To summarize, a `__init__` should look like::

    def __init__(self, param1=1, param2=2):
        self.param1 = param1
        self.param2 = param2

There should be no logic, and the parameters should not be changed.
The corresponding logic should be put where the parameters are used. The
following is wrong::

    def __init__(self, param1=1, param2=2, param3=3):
        # WRONG: parameters should not be modified
        if param1 > 1:
            param2 += 1
        self.param1 = param1
        # WRONG: the object's attributes should have exactly the name of
        # the argument in the constructor
        self.param3 = param2

Scikit-learn relies on this mechanism to introspect objects to set
their parameters by cross-validation.

Fitting
^^^^^^^

The next thing you will probably want to do is to estimate some
parameters in the model. This is implemented in the ``fit()`` method.

The ``fit()`` method takes the training data as arguments, which can be one
array in the case of unsupervised learning, or two arrays in the case
of supervised learning.

Note that the model is fitted using X and y, but the object holds no
reference to X and y. There are, however, some exceptions to this, as in
the case of precomputed kernels where this data must be stored for use by
the predict method.

============= ======================================================
Parameters
============= ======================================================
X             array-like, with shape = [N, D], where N is the number
              of samples and D is the number of features.

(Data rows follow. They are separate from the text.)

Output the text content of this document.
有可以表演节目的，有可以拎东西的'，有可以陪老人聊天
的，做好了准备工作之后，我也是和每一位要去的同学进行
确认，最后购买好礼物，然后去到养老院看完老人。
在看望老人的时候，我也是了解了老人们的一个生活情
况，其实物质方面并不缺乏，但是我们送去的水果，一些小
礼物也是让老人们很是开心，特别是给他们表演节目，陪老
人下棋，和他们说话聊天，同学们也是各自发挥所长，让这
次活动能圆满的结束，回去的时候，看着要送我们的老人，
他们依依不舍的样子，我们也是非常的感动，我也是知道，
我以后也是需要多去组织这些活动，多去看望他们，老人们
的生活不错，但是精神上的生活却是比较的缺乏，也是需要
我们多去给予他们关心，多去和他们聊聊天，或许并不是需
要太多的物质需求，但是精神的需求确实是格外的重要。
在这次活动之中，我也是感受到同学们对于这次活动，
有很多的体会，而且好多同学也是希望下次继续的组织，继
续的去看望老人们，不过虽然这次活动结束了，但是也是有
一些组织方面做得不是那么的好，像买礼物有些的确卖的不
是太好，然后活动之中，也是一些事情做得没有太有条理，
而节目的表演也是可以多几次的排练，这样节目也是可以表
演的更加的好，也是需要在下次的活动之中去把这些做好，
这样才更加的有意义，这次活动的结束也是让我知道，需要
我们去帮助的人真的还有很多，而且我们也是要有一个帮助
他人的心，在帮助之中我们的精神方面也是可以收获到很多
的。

y             array, with shape = [N], where N is the number of
              samples.

kwargs        optional data-dependent parameters.
============= ======================================================

``X.shape[0]`` should be the same as ``y.shape[0]``. If this requisite
is not met, an exception of type ``ValueError`` should be raised.

``y`` might be ignored in the case of unsupervised learning. However, to
make it possible to use the estimator as part of a pipeline that can
mix both supervised and unsupervised transformers, even unsupervised
estimators are kindly asked to accept a ``y=None`` keyword argument in
the second position that is just ignored by the estimator.

The method should return the object (``self``). This pattern is useful
to be able to implement quick one liners in an IPython session such as::

  y_predicted = SVC(C=100).fit(X_train, y_train).predict(X_test)

Depending on the nature of the algorithm, ``fit`` can sometimes also
accept additional keywords arguments. However, any parameter that can
have a value assigned prior to having access to the data should be an
``__init__`` keyword argument. **fit parameters should be restricted
to directly data dependent variables**. For instance a Gram matrix or
an affinity matrix which are precomputed from the data matrix ``X`` are
data dependent. A tolerance stopping criterion ``tol`` is not directly
data dependent (although the optimal value according to some scoring
function probably is).

Any attribute that ends with ``_`` is expected to be overridden when
you call ``fit`` a second time without taking any previous value into
account: **fit should be idempotent**.

Optional Arguments
^^^^^^^^^^^^^^^^^^

In iterative algorithms, the number of iterations should be specified by
an integer called ``n_iter``.

Unresolved API issues
----------------------

Some things are must still be decided:

    * what should happen when predict is called before ``fit()`` ?
    * which exception should be raised when the shape of arrays do not match
      in ``fit()`` ?

Working notes
-------------

For unresolved issues, TODOs, and remarks on ongoing work, developers are
advised to maintain notes on the `GitHub wiki
<https://github.com/scikit-learn/scikit-learn/wiki>`__.

Specific models
---------------

In linear models, coefficients are stored in an array called ``coef_``,
and the independent term is stored in ``intercept_``.